Ahora Euroconsumers y Football Supporters Europe (FSE) han presentado una queja ante la Comisión, alegando que la FIFA ha violado el artículo 102 del Tratado de Funcionamiento de la Unión Europea, que busca impedir que las empresas exploten sus posiciones dominantes en el mercado. La queja se refiere principalmente a la implementación por parte de la FIFA de “precios dinámicos”, que hace que los costos de las entradas aumenten cuando la demanda es elevada, mientras que también los reducen cuando el interés es menor. El presidente de la FIFA, Gianni Infantino, ha defendido en numerosas ocasiones los precios de las entradas y la metodología detrás de ellos.
El FSE no quedó convencido de sus declaraciones y procedió a presentar una denuncia ante la Comisión. El jefe de litigios de Euroconsumers, Marco Scialdone, dijo: “El fútbol es una pasión universal, pero la FIFA lo trata como un lujo privado al explotar su monopolio absoluto sobre la venta de entradas para la Copa del Mundo.

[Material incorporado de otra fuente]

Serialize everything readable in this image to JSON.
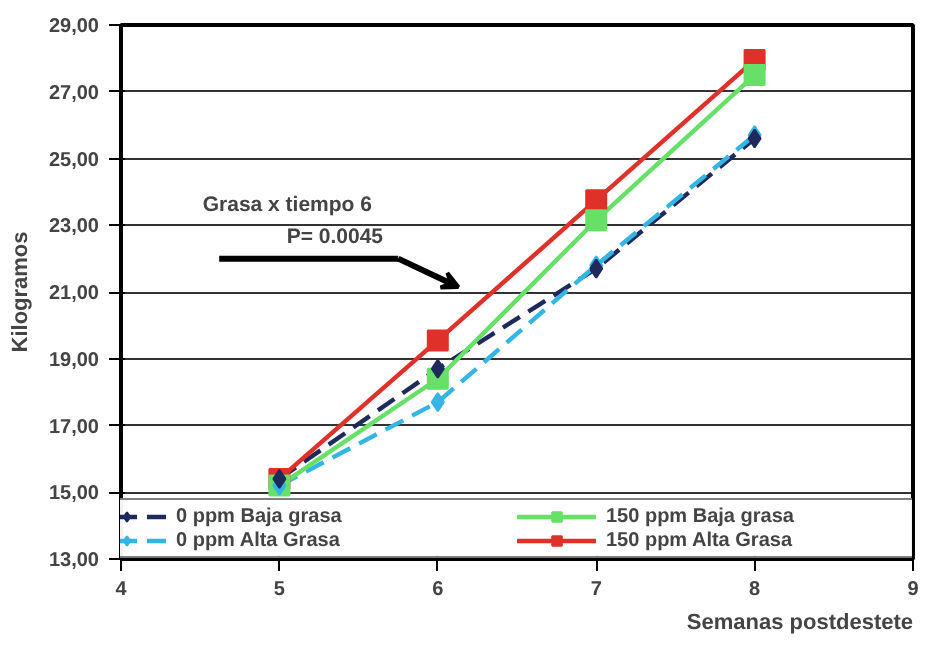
{
  "chart_data": {
    "type": "line",
    "xlabel": "Semanas postdestete",
    "ylabel": "Kilogramos",
    "x": [
      5,
      6,
      7,
      8
    ],
    "series": [
      {
        "name": "0 ppm Baja grasa",
        "color": "#1f2a5c",
        "values": [
          15.4,
          18.7,
          21.7,
          25.6
        ],
        "marker": "diamond",
        "line_style": "dashed"
      },
      {
        "name": "0 ppm Alta Grasa",
        "color": "#33b5e5",
        "values": [
          15.2,
          17.7,
          21.8,
          25.7
        ],
        "marker": "diamond",
        "line_style": "dashed"
      },
      {
        "name": "150 ppm Baja grasa",
        "color": "#66e066",
        "values": [
          15.2,
          18.4,
          23.15,
          27.5
        ],
        "marker": "square",
        "line_style": "solid"
      },
      {
        "name": "150 ppm Alta Grasa",
        "color": "#e0302a",
        "values": [
          15.4,
          19.55,
          23.75,
          27.95
        ],
        "marker": "square",
        "line_style": "solid"
      }
    ],
    "xlim": [
      4,
      9
    ],
    "xticks": [
      4,
      5,
      6,
      7,
      8,
      9
    ],
    "ylim": [
      13,
      29
    ],
    "yticks": [
      {
        "value": 13,
        "label": "13,00"
      },
      {
        "value": 15,
        "label": "15,00"
      },
      {
        "value": 17,
        "label": "17,00"
      },
      {
        "value": 19,
        "label": "19,00"
      },
      {
        "value": 21,
        "label": "21,00"
      },
      {
        "value": 23,
        "label": "23,00"
      },
      {
        "value": 25,
        "label": "25,00"
      },
      {
        "value": 27,
        "label": "27,00"
      },
      {
        "value": 29,
        "label": "29,00"
      }
    ],
    "grid": "y",
    "legend": "bottom",
    "annotations": [
      "Grasa x tiempo 6",
      "P= 0.0045"
    ]
  }
}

“Al imponer precios opacos, patrones oscuros para presionar a los compradores y tarifas de reventa exorbitantes, la FIFA está imponiendo una carga financiera injusta a millones de aficionados europeos. Hacemos un llamado a la Comisión Europea para que intervenga inmediatamente con medidas provisionales para detener estas prácticas de explotación antes de que comience el torneo de 2026”.
En respuesta, un portavoz de la FIFA dijo al Mirror: “La FIFA ha sido informada de declaraciones sobre una aparente queja, que la FIFA no ha recibido formalmente. Por lo tanto, la FIFA no está en condiciones de hacer más comentarios en este momento.
“La FIFA se centra en garantizar un acceso justo a nuestro juego para los fanáticos actuales y potenciales. Como organización sin fines de lucro, los ingresos que la FIFA genera de la Copa Mundial se reinvierten para impulsar el crecimiento del juego (hombres, mujeres y jóvenes) en las 211 asociaciones miembro de la FIFA en todo el mundo”.
Sin embargo, otras entradas han tenido precios más de 100 veces más altos, y la entrada más asequible disponible al público para la final de la Copa del Mundo supuestamente comienza en $4,185 (£3,120), según Euroconsumers y FSE.
Además, la FIFA también ha enfrentado acusaciones de “publicidad cebo”, en la que los aficionados se sienten atraídos por la perspectiva de una entrada de 60 dólares, para luego encontrar entradas a precios sustancialmente más altos. La FIFA también ha enfrentado acusaciones de no implementar salvaguardias o límites a los precios de las entradas sujetas a precios dinámicos, emplear técnicas de venta por presión e imponer un cargo del 15% en su plataforma de reventa.
El director ejecutivo de la FSE, Ronan Evain, dijo recientemente: “Desde hace varios meses hemos instado a la FIFA a hacer lo correcto con los aficionados y reconsiderar sus políticas agresivas y explotadoras de venta de entradas.
“El hecho de que la FIFA no haya vuelto a realizar consultas significativas con las partes interesadas nos ha dejado sin otra opción que unir fuerzas con los euroconsumidores para presentar esta queja ante la Comisión Europea. La FIFA señala sus cifras de ventas no confirmadas como una validación de sus prácticas injustas en materia de entradas, mientras que la realidad es que no dejan a los aficionados leales otra opción: pagar o perder”.